BIFROST: Reinventing WiFi Signals Based on Dispersion Effect for Accurate Indoor Localization.

WiFi-based device localization is a key enabling technology for smart applications, which has attracted numerous research studies in the past decade. Most of the existing approaches rely on Line-of-Sight (LoS) signals to work, while a critical problem is often neglected: In the real-world indoor environments, WiFi signals are everywhere, but very few of them are usable for accurate localization. As a result, the localization accuracy in practice is far from being satisfactory. This paper presents Bifrost, a novel hardwaresoftware co-design for accurate indoor localization.
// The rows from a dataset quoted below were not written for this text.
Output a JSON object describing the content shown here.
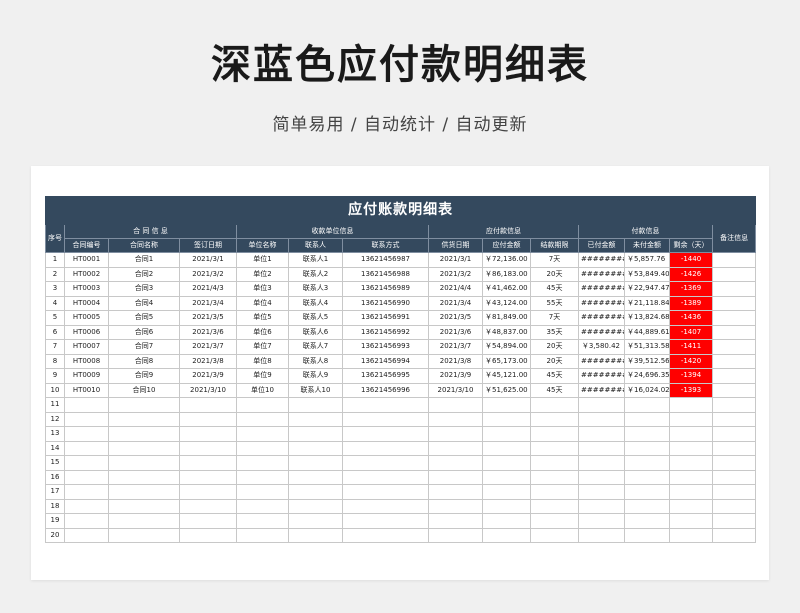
{
  "header": {
    "title": "深蓝色应付款明细表",
    "subtitle": "简单易用 / 自动统计 / 自动更新"
  },
  "table": {
    "title": "应付账款明细表",
    "groups": {
      "seq": "序号",
      "contract": "合 同 信 息",
      "payee": "收款单位信息",
      "payable": "应付款信息",
      "payment": "付款信息",
      "note": "备注信息"
    },
    "columns": [
      "合同编号",
      "合同名称",
      "签订日期",
      "单位名称",
      "联系人",
      "联系方式",
      "供货日期",
      "应付金额",
      "结款期限",
      "已付金额",
      "未付金额",
      "剩余（天）"
    ],
    "rows": [
      {
        "seq": "1",
        "id": "HT0001",
        "name": "合同1",
        "sign": "2021/3/1",
        "unit": "单位1",
        "contact": "联系人1",
        "phone": "13621456987",
        "supply": "2021/3/1",
        "amount": "￥72,136.00",
        "term": "7天",
        "paid": "##########",
        "unpaid": "￥5,857.76",
        "remain": "-1440"
      },
      {
        "seq": "2",
        "id": "HT0002",
        "name": "合同2",
        "sign": "2021/3/2",
        "unit": "单位2",
        "contact": "联系人2",
        "phone": "13621456988",
        "supply": "2021/3/2",
        "amount": "￥86,183.00",
        "term": "20天",
        "paid": "##########",
        "unpaid": "￥53,849.40",
        "remain": "-1426"
      },
      {
        "seq": "3",
        "id": "HT0003",
        "name": "合同3",
        "sign": "2021/4/3",
        "unit": "单位3",
        "contact": "联系人3",
        "phone": "13621456989",
        "supply": "2021/4/4",
        "amount": "￥41,462.00",
        "term": "45天",
        "paid": "##########",
        "unpaid": "￥22,947.47",
        "remain": "-1369"
      },
      {
        "seq": "4",
        "id": "HT0004",
        "name": "合同4",
        "sign": "2021/3/4",
        "unit": "单位4",
        "contact": "联系人4",
        "phone": "13621456990",
        "supply": "2021/3/4",
        "amount": "￥43,124.00",
        "term": "55天",
        "paid": "##########",
        "unpaid": "￥21,118.84",
        "remain": "-1389"
      },
      {
        "seq": "5",
        "id": "HT0005",
        "name": "合同5",
        "sign": "2021/3/5",
        "unit": "单位5",
        "contact": "联系人5",
        "phone": "13621456991",
        "supply": "2021/3/5",
        "amount": "￥81,849.00",
        "term": "7天",
        "paid": "##########",
        "unpaid": "￥13,824.68",
        "remain": "-1436"
      },
      {
        "seq": "6",
        "id": "HT0006",
        "name": "合同6",
        "sign": "2021/3/6",
        "unit": "单位6",
        "contact": "联系人6",
        "phone": "13621456992",
        "supply": "2021/3/6",
        "amount": "￥48,837.00",
        "term": "35天",
        "paid": "##########",
        "unpaid": "￥44,889.61",
        "remain": "-1407"
      },
      {
        "seq": "7",
        "id": "HT0007",
        "name": "合同7",
        "sign": "2021/3/7",
        "unit": "单位7",
        "contact": "联系人7",
        "phone": "13621456993",
        "supply": "2021/3/7",
        "amount": "￥54,894.00",
        "term": "20天",
        "paid": "￥3,580.42",
        "unpaid": "￥51,313.58",
        "remain": "-1411"
      },
      {
        "seq": "8",
        "id": "HT0008",
        "name": "合同8",
        "sign": "2021/3/8",
        "unit": "单位8",
        "contact": "联系人8",
        "phone": "13621456994",
        "supply": "2021/3/8",
        "amount": "￥65,173.00",
        "term": "20天",
        "paid": "##########",
        "unpaid": "￥39,512.56",
        "remain": "-1420"
      },
      {
        "seq": "9",
        "id": "HT0009",
        "name": "合同9",
        "sign": "2021/3/9",
        "unit": "单位9",
        "contact": "联系人9",
        "phone": "13621456995",
        "supply": "2021/3/9",
        "amount": "￥45,121.00",
        "term": "45天",
        "paid": "##########",
        "unpaid": "￥24,696.35",
        "remain": "-1394"
      },
      {
        "seq": "10",
        "id": "HT0010",
        "name": "合同10",
        "sign": "2021/3/10",
        "unit": "单位10",
        "contact": "联系人10",
        "phone": "13621456996",
        "supply": "2021/3/10",
        "amount": "￥51,625.00",
        "term": "45天",
        "paid": "##########",
        "unpaid": "￥16,024.02",
        "remain": "-1393"
      }
    ],
    "empty_rows": [
      "11",
      "12",
      "13",
      "14",
      "15",
      "16",
      "17",
      "18",
      "19",
      "20"
    ]
  },
  "colors": {
    "header_bg": "#34495e",
    "overdue": "#ff0000"
  }
}
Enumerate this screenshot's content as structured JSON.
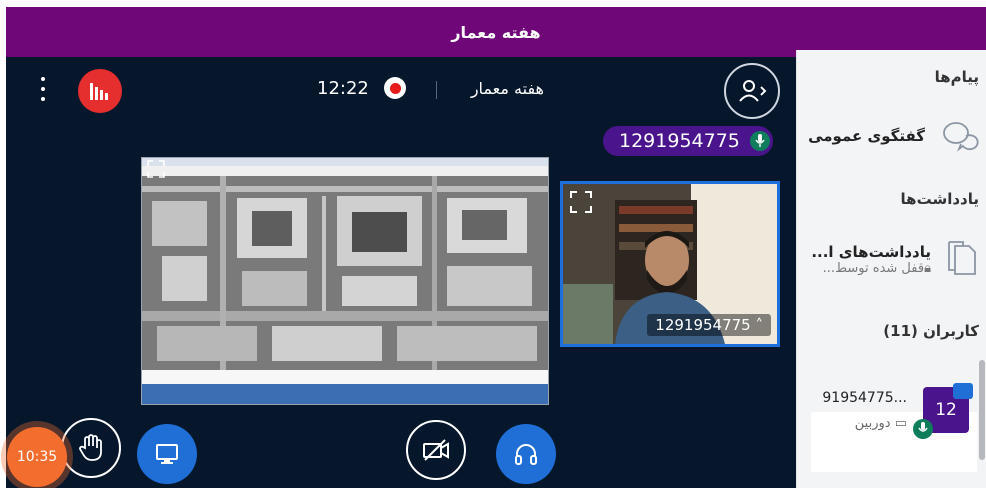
{
  "app": {
    "title": "هفته معمار"
  },
  "header": {
    "meeting_title": "هفته معمار",
    "timer": "12:22"
  },
  "talker": {
    "label": "1291954775"
  },
  "webcam": {
    "name": "1291954775"
  },
  "badge": {
    "time": "10:35"
  },
  "sidebar": {
    "messages_heading": "پیام‌ها",
    "public_chat": "گفتگوی عمومی",
    "notes_heading": "یادداشت‌ها",
    "shared_notes": "یادداشت‌های ا...",
    "notes_locked": "قفل شده توسط...",
    "users_heading": "کاربران (11)",
    "user_name": "...91954775",
    "user_status": "دوربین",
    "avatar_text": "12"
  },
  "colors": {
    "brand": "#6f0778",
    "main_bg": "#06172c",
    "accent": "#1f6fd6",
    "talker": "#4a148c",
    "record": "#e81b1b",
    "timer_badge": "#f26d2e"
  },
  "icons": [
    "menu-dots-icon",
    "activity-icon",
    "record-icon",
    "user-toggle-icon",
    "mic-icon",
    "expand-icon",
    "hand-icon",
    "screen-share-icon",
    "camera-off-icon",
    "headphones-icon",
    "chat-icon",
    "notes-icon",
    "lock-icon",
    "camera-icon",
    "presenter-icon"
  ]
}
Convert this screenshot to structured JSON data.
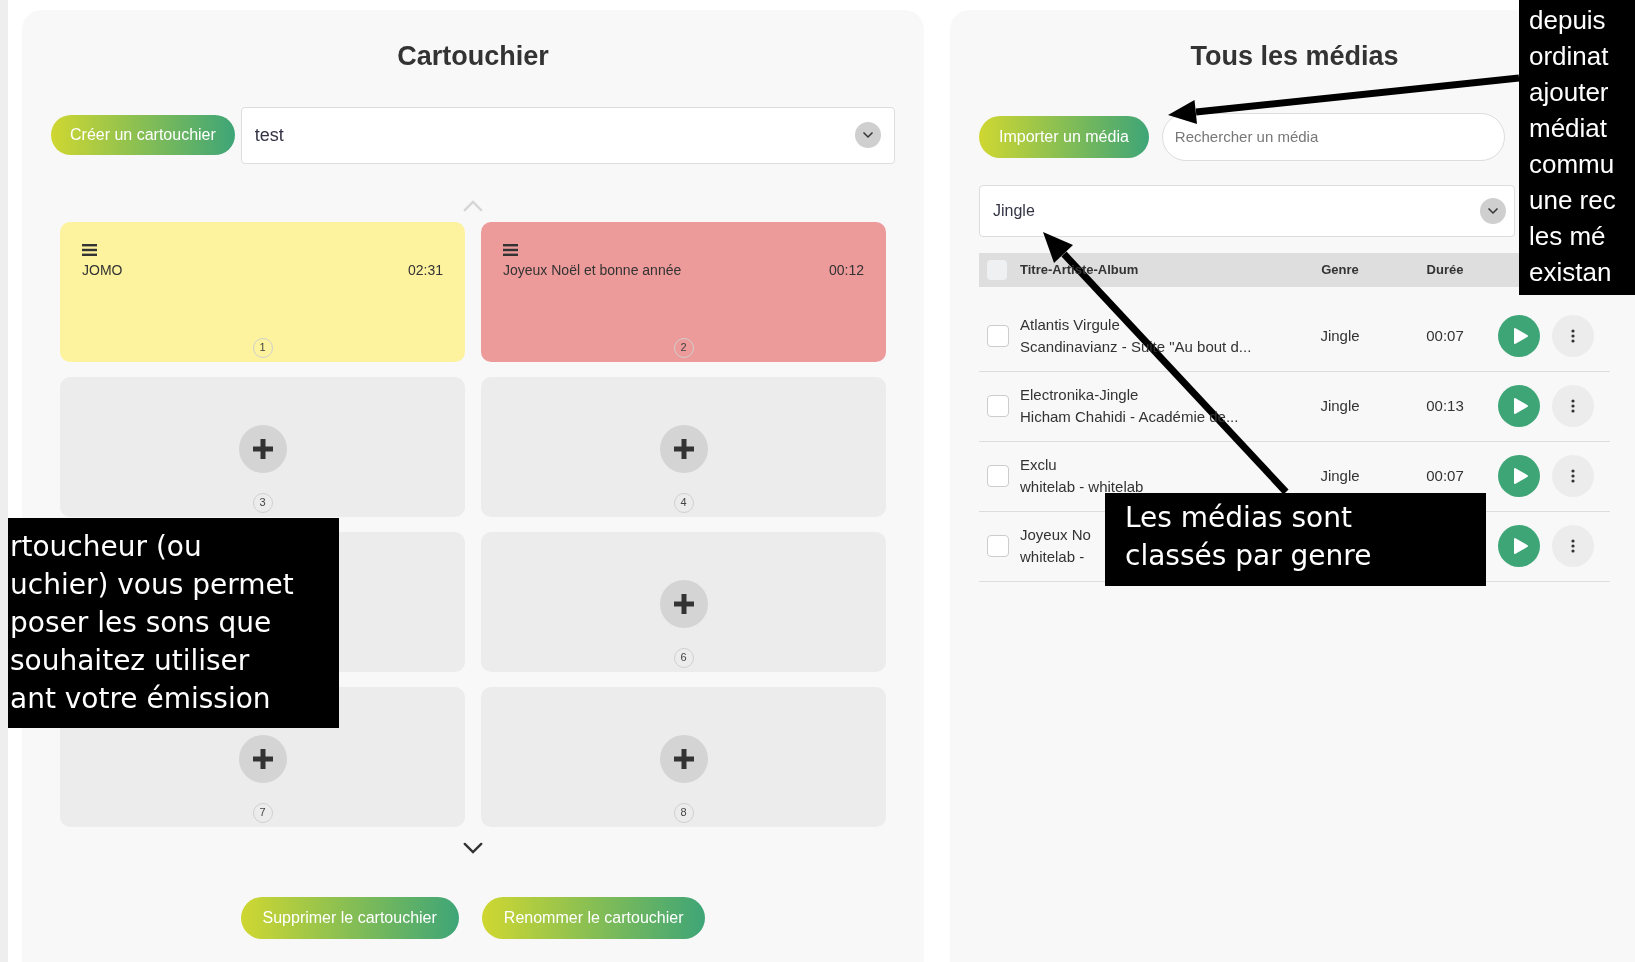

The core idea of Bifrost is to reinvent WiFi signals, so as to provide sufficient LoS signals for localization. This is realized by exploiting the dispersion effect of signals emitted by the leaky wave antenna (LWA). We present a low-cost plug-in design of LWA that can generate orthogonal polarized signals: On one hand, LWA disperses signals of different frequencies to different angles, thus providing Angle-of-Arrival (AoA) information for the localized target. On the other hand, the target further leverages the antenna polarization mismatch to distinguish AoAs from different LWAs. In the software layer, fine-grained information in Channel State Information (CSI) is exploited to cope with multipath and noise. We implement Bifrost and evaluate its performance under various settings. The results show that the median localization error of Bifrost is 0.81m, which is 52.35% less than that of SpotFi, a state-of-the-art approach. SpotFi, when combined with Bifrost to work in the realistic settings, can reduce the localization error by 33.54%.